なぜあんなひょうきんな警部を好いているのかわからないが、事実彼は警部がこの班に移動となった時、自ら志願してこの班に来た筋金入りの変わり者だ。
だから今日も警部の分まで仕事をして、愛想よく振りまいている。
「今戻りました」
私が呆れ顔をしていると佐竹先輩と小島警部補が戻ってきた。
「おーい馬場、茶くれねえか」
「自分で入れろ」
もっとも馬場警部補の愛想は警部オンリーで我々に対しては冷たい。
「あ、自分が入れます」
とっさに私が動き、二人にお茶を注いだ。
「今日は近場で助かりましたね」
ほぼ毎日回収に動いている我々は、彼らの自宅に赴かなければいけないため、普段から体力をつけておかないといけない。捜査は足で稼ぐとはよくいったものだ。もっとも我々がやっているのは捜査ではないが。

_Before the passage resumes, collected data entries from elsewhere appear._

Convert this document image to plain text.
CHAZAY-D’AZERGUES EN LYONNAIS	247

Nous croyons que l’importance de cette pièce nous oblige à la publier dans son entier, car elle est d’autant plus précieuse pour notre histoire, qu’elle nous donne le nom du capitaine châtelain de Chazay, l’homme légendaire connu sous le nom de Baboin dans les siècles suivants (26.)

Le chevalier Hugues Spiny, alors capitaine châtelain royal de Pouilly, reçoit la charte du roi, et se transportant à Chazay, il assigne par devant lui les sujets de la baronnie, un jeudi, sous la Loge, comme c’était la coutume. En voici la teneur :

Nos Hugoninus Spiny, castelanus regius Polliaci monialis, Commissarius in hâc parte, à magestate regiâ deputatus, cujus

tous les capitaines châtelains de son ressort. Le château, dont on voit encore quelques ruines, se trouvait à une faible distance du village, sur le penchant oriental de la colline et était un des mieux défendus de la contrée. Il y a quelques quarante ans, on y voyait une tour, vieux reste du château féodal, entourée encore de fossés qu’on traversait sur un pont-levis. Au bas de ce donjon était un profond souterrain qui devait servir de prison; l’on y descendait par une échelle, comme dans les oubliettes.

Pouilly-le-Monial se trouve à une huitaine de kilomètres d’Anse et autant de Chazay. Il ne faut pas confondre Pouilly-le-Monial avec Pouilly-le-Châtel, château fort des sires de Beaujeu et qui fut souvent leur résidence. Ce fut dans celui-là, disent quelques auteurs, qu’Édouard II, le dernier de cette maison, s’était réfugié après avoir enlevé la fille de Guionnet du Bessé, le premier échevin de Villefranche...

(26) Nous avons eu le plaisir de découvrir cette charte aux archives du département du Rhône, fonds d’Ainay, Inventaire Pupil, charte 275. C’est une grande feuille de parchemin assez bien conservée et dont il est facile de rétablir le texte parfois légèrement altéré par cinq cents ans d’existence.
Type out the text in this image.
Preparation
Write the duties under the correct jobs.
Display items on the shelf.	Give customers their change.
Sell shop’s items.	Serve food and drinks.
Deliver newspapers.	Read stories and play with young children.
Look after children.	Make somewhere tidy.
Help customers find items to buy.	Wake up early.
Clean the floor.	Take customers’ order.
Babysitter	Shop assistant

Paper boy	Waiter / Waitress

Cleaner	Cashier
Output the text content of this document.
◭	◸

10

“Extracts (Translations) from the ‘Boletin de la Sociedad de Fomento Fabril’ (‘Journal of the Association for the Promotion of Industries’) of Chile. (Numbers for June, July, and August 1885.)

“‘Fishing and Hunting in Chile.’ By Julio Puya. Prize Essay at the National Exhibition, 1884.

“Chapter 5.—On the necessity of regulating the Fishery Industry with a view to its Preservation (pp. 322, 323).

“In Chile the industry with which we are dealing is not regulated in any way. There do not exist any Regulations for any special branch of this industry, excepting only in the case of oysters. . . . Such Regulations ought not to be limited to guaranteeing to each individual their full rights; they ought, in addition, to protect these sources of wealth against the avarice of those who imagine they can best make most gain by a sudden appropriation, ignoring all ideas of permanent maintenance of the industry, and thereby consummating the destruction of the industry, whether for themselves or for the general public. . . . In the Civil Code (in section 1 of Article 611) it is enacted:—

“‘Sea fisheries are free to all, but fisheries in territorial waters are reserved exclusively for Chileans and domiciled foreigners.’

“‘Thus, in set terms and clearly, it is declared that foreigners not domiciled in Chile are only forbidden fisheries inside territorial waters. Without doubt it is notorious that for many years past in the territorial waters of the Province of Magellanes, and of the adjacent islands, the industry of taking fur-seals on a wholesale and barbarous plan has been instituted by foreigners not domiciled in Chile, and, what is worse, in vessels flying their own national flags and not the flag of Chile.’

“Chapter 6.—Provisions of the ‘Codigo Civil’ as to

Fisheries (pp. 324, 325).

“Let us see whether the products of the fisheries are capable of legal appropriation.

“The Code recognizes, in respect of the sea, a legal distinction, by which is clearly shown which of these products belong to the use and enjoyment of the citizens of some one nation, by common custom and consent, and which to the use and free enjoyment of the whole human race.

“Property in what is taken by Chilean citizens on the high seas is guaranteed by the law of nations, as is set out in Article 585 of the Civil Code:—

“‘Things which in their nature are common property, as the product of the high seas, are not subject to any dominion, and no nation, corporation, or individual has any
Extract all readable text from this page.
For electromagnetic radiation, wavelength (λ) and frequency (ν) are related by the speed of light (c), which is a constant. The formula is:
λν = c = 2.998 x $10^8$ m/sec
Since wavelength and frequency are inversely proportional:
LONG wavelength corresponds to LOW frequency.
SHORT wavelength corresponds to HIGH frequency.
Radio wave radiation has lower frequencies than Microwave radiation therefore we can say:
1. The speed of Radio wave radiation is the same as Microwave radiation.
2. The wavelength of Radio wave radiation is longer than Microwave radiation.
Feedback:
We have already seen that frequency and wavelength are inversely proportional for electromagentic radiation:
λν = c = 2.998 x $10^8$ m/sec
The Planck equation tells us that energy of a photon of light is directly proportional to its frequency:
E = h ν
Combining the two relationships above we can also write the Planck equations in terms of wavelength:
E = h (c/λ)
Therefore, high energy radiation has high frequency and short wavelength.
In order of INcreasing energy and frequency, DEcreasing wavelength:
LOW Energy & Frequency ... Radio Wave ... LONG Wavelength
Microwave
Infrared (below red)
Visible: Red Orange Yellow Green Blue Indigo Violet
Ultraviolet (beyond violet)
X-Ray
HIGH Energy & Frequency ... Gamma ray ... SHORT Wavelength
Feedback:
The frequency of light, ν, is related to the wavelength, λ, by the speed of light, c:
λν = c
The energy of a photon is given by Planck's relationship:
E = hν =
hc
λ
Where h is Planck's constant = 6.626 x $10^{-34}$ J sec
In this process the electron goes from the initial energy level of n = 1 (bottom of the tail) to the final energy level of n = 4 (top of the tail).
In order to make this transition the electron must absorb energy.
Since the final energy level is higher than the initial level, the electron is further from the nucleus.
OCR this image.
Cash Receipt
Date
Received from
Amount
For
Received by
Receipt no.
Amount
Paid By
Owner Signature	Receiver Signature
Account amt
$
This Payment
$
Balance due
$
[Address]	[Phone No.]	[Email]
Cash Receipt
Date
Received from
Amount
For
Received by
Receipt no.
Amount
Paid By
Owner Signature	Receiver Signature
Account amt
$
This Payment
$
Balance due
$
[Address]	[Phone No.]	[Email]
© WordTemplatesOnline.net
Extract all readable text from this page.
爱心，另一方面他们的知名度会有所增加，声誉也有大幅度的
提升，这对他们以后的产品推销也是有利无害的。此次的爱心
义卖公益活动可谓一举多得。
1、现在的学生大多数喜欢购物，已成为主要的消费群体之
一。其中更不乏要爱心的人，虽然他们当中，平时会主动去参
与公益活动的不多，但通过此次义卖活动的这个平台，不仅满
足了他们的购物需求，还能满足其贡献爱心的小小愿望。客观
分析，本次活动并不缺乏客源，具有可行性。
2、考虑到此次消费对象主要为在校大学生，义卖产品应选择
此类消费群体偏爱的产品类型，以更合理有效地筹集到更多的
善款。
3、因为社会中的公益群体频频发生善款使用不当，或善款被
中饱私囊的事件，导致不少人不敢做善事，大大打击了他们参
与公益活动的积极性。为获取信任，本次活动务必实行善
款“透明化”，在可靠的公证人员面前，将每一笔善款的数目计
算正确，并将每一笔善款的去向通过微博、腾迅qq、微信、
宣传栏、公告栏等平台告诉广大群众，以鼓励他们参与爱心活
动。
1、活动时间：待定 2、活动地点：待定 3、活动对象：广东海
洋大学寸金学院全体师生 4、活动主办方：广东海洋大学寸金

今日は都内近辺だからよかったものの、たまに郊外まで赴かなければいけない時もある。もちろんその時は徒歩ではなく車で向かうが。それでも体力はあるに越したことはない。
人数に関してはその前日の出生人数によって決まる。
今日は十二人だった。
「警部、明日の人選が届きました」
馬場警部補が原警部に数枚の紙を手渡した。
「う〜ん。渋谷に奥多摩に青梅、どれも遠いな。うわぁ! 来たぞ」
警部はその中の一枚を見て自分の額を叩いた。
「よ〜し、誰が行く?」
そして警部は各々自分達のデスクで何か作業をしている我々の方を見た。
私はちょうど全員にいつものお茶を出し終えて、席に着くところであった。
「自分はこの前行きましたけど」
佐竹は茶をすすりながらそう言った。
「私は警部と一緒ならどこへでも」
馬場警部補は相変わらず不毛な媚を売り続ける。
「勘弁してくれ、俺は疲れた」
「俺も嫌っすよ。もうあっちは飽きた」
小島は自分のデスクに足を上げてくつろいでいた。
「んじゃ、佐竹と井伊。行ってこい」
警部は少し考えてから自分達を指名した。
「ええ〜! 自分ついこのあいだ行ったって」
佐竹先輩が明らかに嫌そうな顔をした。
「遠方出兵はやっぱり若いもんに任せねえとな」
と訳のわからない論法を並べる馬場警部補は内心ほっとしたような表情を見せた。どうやらたとえ尊敬する警部と一緒でも本心では行きたくなかったらしい。
「特に井伊はまだあんまり行ったことねえだろ」
「いえ、自分ももう五、六回行ってますが」
警部の意見に物申すような形で返答した。
「俺たちはその三倍行ってんだ」
小島警部補が難なくその意見を覆した。
きっと何を言っても無駄だろうと悟った。
「…わかりました」
しぶしぶ二人で行くことに同意した。
「あ、土産よろしく」
警部は相変わらずのひょうきん者だ。